La proposition de loi prévoit qu’on ne pourra plus débattre de problèmes éthiques ou de société liés aux avancées de la science et des techniques médicales sans expliquer, débattre et rechercher une proposition consensuelle.

Ce débat public doit prendre en compte la représentativité des participants, à la différence des débats sur internet ou des réunions publiques qui laissent une place éventuelle aux lobbies ou à l’expression de positions particulières. C’est pourquoi il devra notamment se faire sous la forme de conférences de citoyens qui émettent des avis éclairés et indépendants. Ces citoyens seront tirés au sort et leur représentativité devra être garantie. Cela permettra de s’écarter de la pratique des sondages, qui engendre une pression sur le législateur alors même qu’il s’agit de questions complexes auxquelles la réponse ne peut être simplement oui ou non.

Si nous avions voulu que le débat public soit obligatoire sur tous les problèmes éthiques et de société, il aurait fallu en définir précisément le champ dans la loi. Nous avons préféré donner au Comité national consultatif d’éthique l’initiative d’organiser ce débat. Ce Comité est le mieux à même de décider si un débat public est nécessaire ou non.

L’organisation du débat public pourra comprendre un recours à diverses méthodes de communication, notamment internet, la presse ou la télévision. Le débat public devra surtout comprendre des conférences de citoyens, tirés au sort et préalablement formés de manière neutre et indépendante. Ce sera une source d’apaisement et de modernité sur des sujets qui ne sont pas soumis aux clivages politiques habituels. Le débat sur ces sujets doit être ouvert car l’éthique est un questionnement qui ne peut se passer du peuple.

Mme Aurélie Filippetti. Je trouve que la démarche consistant à organiser des conférences de citoyens sur des problèmes scientifiques est excellente. Elle a d’ailleurs été mise en place dans certains pays scandinaves depuis une vingtaine d’années. Elle permet d’éviter que les seuls scientifiques déterminent la part de risque à prendre dans notre société.

Pour assurer le succès de ces conférences, il est nécessaire que les citoyens y participant aient pu recevoir une formation, et qu’ils puissent procéder à des auditions selon leur choix.

Je me pose toutefois deux questions.

Vous avez évoqué un choix des citoyens par tirage au sort, alors même que, dans l’article 2 de la proposition de loi, l’expression utilisée est « citoyens choisis pour leur représentativité ».

Par ailleurs, je ne comprends pas quelle sera l’articulation des états généraux avec les conférences de citoyens, et ce défaut de clarté motive ma réserve à l’égard du texte.

M. Pascal Terrasse. Avec cette proposition, on entre enfin dans ce qui a été appelé, lors de la dernière campagne présidentielle, la « démocratie participative », et c’est une bonne chose.

Déjà, au niveau des acteurs publics locaux, les citoyens sont souvent associés à la prise de décision. Au niveau de l’État, la Commission nationale du débat public permet de faire de même. Mais ce sont encore trop souvent les corps intermédiaires et les experts qui sont les principaux acteurs du débat public.
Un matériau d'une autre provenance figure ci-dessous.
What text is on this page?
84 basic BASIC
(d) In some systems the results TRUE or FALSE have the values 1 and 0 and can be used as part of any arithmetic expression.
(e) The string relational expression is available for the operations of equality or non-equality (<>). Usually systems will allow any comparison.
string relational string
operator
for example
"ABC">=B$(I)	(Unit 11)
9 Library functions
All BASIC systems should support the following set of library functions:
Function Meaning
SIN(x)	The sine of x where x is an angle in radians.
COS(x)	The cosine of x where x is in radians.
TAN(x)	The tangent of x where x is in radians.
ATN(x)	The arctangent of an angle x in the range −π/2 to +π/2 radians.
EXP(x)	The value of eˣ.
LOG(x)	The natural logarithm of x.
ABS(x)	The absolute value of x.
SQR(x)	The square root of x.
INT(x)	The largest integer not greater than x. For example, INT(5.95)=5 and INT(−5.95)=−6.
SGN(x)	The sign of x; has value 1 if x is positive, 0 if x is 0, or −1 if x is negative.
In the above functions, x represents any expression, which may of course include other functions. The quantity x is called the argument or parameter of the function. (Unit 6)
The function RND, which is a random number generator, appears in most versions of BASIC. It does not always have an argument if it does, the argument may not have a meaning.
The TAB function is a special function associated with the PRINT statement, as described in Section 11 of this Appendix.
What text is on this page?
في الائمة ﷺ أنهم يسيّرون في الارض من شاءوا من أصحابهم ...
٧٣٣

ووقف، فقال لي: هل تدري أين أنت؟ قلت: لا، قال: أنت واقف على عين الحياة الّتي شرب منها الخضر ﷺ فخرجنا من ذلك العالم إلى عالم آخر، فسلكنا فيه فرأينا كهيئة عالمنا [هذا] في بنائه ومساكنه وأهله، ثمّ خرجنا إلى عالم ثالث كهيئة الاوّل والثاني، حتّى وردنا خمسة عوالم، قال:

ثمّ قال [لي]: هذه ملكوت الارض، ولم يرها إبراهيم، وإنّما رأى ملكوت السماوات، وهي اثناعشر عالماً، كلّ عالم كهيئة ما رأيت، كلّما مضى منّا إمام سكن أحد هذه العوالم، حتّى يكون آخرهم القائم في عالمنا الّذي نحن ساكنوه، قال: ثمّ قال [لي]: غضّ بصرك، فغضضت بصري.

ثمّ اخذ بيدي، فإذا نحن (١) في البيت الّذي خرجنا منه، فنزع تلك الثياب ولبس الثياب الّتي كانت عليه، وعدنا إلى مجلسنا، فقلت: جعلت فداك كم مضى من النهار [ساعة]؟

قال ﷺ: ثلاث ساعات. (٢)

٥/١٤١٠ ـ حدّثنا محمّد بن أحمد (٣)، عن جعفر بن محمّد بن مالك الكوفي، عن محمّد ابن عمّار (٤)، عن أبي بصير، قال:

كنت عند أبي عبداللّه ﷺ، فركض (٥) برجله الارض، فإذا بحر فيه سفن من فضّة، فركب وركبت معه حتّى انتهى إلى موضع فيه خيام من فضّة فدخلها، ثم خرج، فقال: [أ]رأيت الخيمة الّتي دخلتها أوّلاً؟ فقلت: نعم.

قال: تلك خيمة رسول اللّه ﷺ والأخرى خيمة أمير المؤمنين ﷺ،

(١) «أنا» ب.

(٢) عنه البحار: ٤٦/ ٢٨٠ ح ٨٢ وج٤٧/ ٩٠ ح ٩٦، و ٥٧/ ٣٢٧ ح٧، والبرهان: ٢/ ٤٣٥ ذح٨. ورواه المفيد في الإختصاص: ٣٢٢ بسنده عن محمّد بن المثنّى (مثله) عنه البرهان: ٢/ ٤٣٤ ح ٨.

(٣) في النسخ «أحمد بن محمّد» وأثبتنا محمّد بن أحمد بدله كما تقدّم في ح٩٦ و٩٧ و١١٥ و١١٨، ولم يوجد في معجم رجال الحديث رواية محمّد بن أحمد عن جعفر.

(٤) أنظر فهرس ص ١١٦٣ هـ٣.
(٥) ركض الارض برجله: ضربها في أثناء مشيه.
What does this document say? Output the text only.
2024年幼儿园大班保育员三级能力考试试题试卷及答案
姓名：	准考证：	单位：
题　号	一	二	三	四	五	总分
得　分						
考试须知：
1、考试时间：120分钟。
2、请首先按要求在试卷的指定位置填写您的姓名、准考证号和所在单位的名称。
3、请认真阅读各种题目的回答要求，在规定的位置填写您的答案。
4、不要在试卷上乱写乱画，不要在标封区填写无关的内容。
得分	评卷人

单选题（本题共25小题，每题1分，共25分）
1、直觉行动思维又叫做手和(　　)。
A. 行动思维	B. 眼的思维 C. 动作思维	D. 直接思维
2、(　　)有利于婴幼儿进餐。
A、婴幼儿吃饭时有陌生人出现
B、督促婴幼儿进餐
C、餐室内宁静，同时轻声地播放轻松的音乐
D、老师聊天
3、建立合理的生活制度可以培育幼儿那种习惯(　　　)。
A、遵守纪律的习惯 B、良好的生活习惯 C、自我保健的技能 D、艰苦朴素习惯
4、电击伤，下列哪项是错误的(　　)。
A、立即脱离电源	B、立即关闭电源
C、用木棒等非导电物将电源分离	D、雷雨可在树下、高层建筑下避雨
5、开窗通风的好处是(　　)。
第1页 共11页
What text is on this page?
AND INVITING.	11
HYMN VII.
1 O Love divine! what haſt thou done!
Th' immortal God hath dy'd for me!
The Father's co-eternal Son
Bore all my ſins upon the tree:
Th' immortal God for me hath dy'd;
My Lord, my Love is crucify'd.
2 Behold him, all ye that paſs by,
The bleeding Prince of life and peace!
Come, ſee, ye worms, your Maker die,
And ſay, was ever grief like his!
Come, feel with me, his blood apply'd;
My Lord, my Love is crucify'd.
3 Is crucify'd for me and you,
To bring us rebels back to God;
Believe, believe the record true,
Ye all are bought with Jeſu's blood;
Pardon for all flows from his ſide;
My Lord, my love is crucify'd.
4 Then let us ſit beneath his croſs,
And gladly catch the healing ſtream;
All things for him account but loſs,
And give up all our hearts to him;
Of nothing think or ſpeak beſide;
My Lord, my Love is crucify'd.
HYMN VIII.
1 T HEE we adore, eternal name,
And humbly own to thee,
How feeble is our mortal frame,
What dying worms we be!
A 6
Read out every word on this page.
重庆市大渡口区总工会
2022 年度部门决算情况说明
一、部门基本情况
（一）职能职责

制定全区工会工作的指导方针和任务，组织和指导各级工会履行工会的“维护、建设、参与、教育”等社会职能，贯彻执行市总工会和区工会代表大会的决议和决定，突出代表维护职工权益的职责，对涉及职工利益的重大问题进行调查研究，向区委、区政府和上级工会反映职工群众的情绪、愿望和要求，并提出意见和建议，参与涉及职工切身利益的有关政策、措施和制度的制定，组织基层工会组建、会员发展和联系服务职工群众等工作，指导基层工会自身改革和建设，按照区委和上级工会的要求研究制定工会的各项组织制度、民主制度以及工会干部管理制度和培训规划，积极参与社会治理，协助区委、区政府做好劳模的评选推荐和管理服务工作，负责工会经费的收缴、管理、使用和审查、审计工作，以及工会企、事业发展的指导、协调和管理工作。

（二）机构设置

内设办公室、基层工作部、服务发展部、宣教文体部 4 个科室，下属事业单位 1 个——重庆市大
Renvoyer à une méthode de sélection des citoyens participant aux conférences semblable à celle appliquée pour les jurys d’assise ne serait pas satisfaisant. Pour les jurys d’assises, le hasard fait bien les choses, car ce sont d’abord les mairies qui établissent des listes, puis une commission départementale présidée par un magistrat et comprenant des élus sélectionne les éventuels jurés parmi ces listes, lesquels jurés peuvent d’ailleurs faire l’objet d’une récusation lors du procès. Le panel des citoyens participant aux états généraux doit être représentatif de la société. Si par exemple 50 % des personnes retenues avaient plus de 60 ans et étaient de religion catholique, cela ne serait pas représentatif.

M. Olivier Dussopt. Après avoir discuté avec notre collègue Alain Claeys, qui a présidé la mission d’information sur la révision des lois bioéthiques, mon sentiment est celui d’une proposition de loi déposée dans la précipitation. Les problèmes de représentativité ne sont pas réglés par le texte. S’il est nécessaire que les citoyens choisis aient accès à une formation, quel sera son contenu, et comment sera-t-il possible de délivrer en peu de temps une formation permettant d’affronter l’avis des experts, des médecins ?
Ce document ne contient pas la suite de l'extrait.